Through my window, my first week working at the Herald Times was a most interesting time. Other than putting out my first newspaper edition in Colorado in more than 35 years, I had the opportunity to meet almost all county government leaders and department heads as well as several folks at the Meeker and Rangely city halls.
I haven’t been here long enough to judge how competent, knowledgeable or dedicated these folks are to their work, but I can assure you my first image is of a group of folks serious about their positions, committed to doing a good job and who present themselves as highly enthusiastic about doing whatever they can to make Rio Blanco County and the towns of Meeker and Rangely great places in which to live.
Looking out the windows wherever I have been this past week, I have seen lots of blue sky and great March temperatures. Last week was surely unseasonably warm, and, although the weekend cooled down a bit, it looks like a great forecast lies ahead for much of the month’s remainder.
The weather has made the transition from Arizona quite easy. In the 20s at night and up near the 60s during the day has had people I have encountered in quite a good mood.
The drive to Rangely on Friday was beautiful, sunny and actually warm. The short-sleeved shirt I wore was more than sufficient.
Most notable, however, was the appearance of the new calves intermingled among the herds lining the highway in the White River Valley. The cows and calves lined the road in large numbers, but while it is obvious calving season has begun, it is equally obvious that spring calving chores have not concluded.
Folks around here are more used to seeing elk and deer along the roadways than am I, but it is still kind of a thrill each time I see one and make certain I have avoided it with my car. When I last lived in Wyoming — 18 years ago — I had gotten used to the antelope, deer and elk in my Rawlins-area travels.
But seeing the dead deer and elk along the road to Rangely and back, all I could do was cringe because I know what these critters can do to a car, truck or the passengers.
I have had friends killed after colliding with elk in their vehicles and have seen a lot of trucks, cars and friends heavily damaged or injured from run-ins with wild game.
I would again urge caution when driving area roads, particularly in the mornings and evenings, throughout the county. They may not be the smartest critters around when it comes to vehicles, but we should all be smart enough to know that no one wins when an animal is hit or killed.
On the flip side, I must admit I feel like a kid again when I see deer wandering through the streets of Meeker.

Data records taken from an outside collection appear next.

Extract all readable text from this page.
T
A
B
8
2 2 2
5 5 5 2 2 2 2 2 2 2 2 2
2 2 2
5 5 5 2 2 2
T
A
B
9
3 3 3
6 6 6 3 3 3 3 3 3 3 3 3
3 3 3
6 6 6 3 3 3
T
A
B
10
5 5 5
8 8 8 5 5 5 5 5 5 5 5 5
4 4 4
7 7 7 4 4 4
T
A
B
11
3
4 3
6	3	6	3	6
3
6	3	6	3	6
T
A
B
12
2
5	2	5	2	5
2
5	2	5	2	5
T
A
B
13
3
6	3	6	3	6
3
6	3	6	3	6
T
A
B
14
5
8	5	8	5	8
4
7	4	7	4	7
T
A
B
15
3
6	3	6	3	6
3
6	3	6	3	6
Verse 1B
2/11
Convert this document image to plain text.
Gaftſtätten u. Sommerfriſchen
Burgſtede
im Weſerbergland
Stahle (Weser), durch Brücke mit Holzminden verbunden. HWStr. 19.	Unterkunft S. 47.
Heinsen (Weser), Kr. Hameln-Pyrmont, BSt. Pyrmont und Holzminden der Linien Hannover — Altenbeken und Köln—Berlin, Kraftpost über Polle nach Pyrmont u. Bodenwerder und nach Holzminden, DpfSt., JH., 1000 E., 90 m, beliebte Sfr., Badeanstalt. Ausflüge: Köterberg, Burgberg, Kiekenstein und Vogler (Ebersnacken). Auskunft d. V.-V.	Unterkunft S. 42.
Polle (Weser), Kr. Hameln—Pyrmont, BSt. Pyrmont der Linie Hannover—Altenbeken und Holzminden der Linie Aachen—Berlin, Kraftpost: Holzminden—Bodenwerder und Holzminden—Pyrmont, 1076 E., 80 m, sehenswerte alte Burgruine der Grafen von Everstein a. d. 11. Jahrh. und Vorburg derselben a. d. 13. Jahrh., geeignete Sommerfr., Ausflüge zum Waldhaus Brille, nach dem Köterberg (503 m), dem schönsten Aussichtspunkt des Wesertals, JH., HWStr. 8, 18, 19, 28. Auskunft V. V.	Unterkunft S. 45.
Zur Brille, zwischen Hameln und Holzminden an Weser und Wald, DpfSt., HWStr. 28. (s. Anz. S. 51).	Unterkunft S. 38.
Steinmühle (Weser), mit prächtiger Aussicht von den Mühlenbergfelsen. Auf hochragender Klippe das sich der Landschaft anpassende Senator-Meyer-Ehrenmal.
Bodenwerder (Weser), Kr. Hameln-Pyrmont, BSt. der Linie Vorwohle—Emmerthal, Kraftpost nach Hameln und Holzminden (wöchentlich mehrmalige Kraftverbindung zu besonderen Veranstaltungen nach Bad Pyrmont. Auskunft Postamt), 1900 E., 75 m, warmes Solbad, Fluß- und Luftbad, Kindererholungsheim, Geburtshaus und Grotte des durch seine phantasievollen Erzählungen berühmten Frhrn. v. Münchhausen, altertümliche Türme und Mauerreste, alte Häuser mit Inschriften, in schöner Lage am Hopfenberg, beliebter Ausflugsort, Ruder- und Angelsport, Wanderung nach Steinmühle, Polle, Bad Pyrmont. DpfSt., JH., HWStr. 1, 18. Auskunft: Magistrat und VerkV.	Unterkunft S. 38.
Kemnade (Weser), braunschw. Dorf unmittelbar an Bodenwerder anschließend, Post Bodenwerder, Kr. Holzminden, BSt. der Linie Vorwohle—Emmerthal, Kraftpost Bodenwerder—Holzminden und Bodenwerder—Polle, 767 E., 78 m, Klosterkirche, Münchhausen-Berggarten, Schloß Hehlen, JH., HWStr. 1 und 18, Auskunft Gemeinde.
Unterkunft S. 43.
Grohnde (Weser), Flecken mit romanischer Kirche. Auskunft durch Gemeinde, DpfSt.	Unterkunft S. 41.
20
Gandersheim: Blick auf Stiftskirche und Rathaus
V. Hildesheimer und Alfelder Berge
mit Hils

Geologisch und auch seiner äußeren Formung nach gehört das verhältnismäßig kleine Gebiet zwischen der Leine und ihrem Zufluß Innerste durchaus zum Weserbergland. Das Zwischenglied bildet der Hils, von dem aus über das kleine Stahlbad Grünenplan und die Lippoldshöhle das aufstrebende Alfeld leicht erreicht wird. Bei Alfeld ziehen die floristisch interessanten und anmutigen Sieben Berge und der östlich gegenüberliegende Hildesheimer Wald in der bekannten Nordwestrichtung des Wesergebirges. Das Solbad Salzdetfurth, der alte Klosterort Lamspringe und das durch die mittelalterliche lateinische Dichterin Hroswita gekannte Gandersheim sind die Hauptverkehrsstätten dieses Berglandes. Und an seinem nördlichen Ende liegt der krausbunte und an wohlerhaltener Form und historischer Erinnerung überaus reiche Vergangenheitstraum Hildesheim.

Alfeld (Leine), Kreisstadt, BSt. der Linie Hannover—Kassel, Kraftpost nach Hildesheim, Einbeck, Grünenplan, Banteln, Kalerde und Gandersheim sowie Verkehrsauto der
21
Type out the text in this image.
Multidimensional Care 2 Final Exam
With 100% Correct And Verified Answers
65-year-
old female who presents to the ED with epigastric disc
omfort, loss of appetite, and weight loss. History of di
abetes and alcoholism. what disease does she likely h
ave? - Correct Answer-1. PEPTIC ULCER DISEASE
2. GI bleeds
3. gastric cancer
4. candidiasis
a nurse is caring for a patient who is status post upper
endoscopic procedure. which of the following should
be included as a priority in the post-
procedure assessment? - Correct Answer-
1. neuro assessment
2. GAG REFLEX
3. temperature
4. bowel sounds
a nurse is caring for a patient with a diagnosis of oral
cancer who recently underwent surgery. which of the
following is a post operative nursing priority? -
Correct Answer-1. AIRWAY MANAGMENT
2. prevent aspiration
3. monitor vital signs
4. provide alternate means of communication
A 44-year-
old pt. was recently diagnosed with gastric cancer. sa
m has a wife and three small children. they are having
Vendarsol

I was startled when I left home one morning over the weekend. It was still fairly dark outside when I walked out the door. I had started around the back of my car when a small buck jumped from about eight feet away and ran up the hill. I am not sure which of us was more startled, but it was a great way to get the heart pumping in the morning.
I want to say a word of thanks to all the folks I have met this past week. You have made me feel welcome to Rio Blanco County.
I already have some invites to go fishing and join in other off-work activities, and I look forward to those as well as the many organized events that will be increasing as summer edges near.
When I was interviewing Rio Blanco County Administrator Kimberly Bullen last week, she offered some great words to live by.
We were discussing the the county’s upcoming strategic planning project, and she said she often recalls a certain phrase when there are questions in her mind about what to do next and the importance of having purpose.
She did not claim authorship nor does she know who coined the phrase, but she said she often remembers the adage, “If you don’t know where you are going, any road will get you there.”
That is a sobering reminder regarding all goals — personal and professional.
About 60 Meeker residents took advantage Friday night of the free Lincoln Re-enactment presented at Meeker High School by John Voehl of Littleton, Colo.
The performance, sponsored by the Meeker Arts Cultural Council and the Rio Blanco Historical Society, was most interesting. Voehl did an excellent job during his storytelling performance and his question and answer session afterward. He told all of the stories well within character and continued as Honest Abe himself when audience members asked him several questions about his life.
Lincoln, whose life was the subject of the top film on the big screen last year, was an interesting man, and the community was well served by Voehl’s performance.
And lastly, I saw another St. Patrick’s Day pass by out my window over the weekend.
I am proud of my Irish heritage and so were my parents. The names of my siblings are (or were, in a couple of instances) from the oldest: Brian, Maureen, Sheila, Dennis, James Patrick, Kevin and then myself.
I had a difficult time Sunday finding corned beef and cabbage to dine on, but I was able to keep the life-long tradition of chowing down on the traditional holiday fare after all.
It is now a few days later, but I was asked by a resident if I knew the entire Irish Blessing, to which I replied, “Aye, I do.”
For those interested, it goes like this:
May the road rise up to meet you;
May the wind be always at your back;
May the sun shine warm upon your face;
The rains fall soft upon your fields;
And, until we meet again,
May God hold you in the palm of His hand.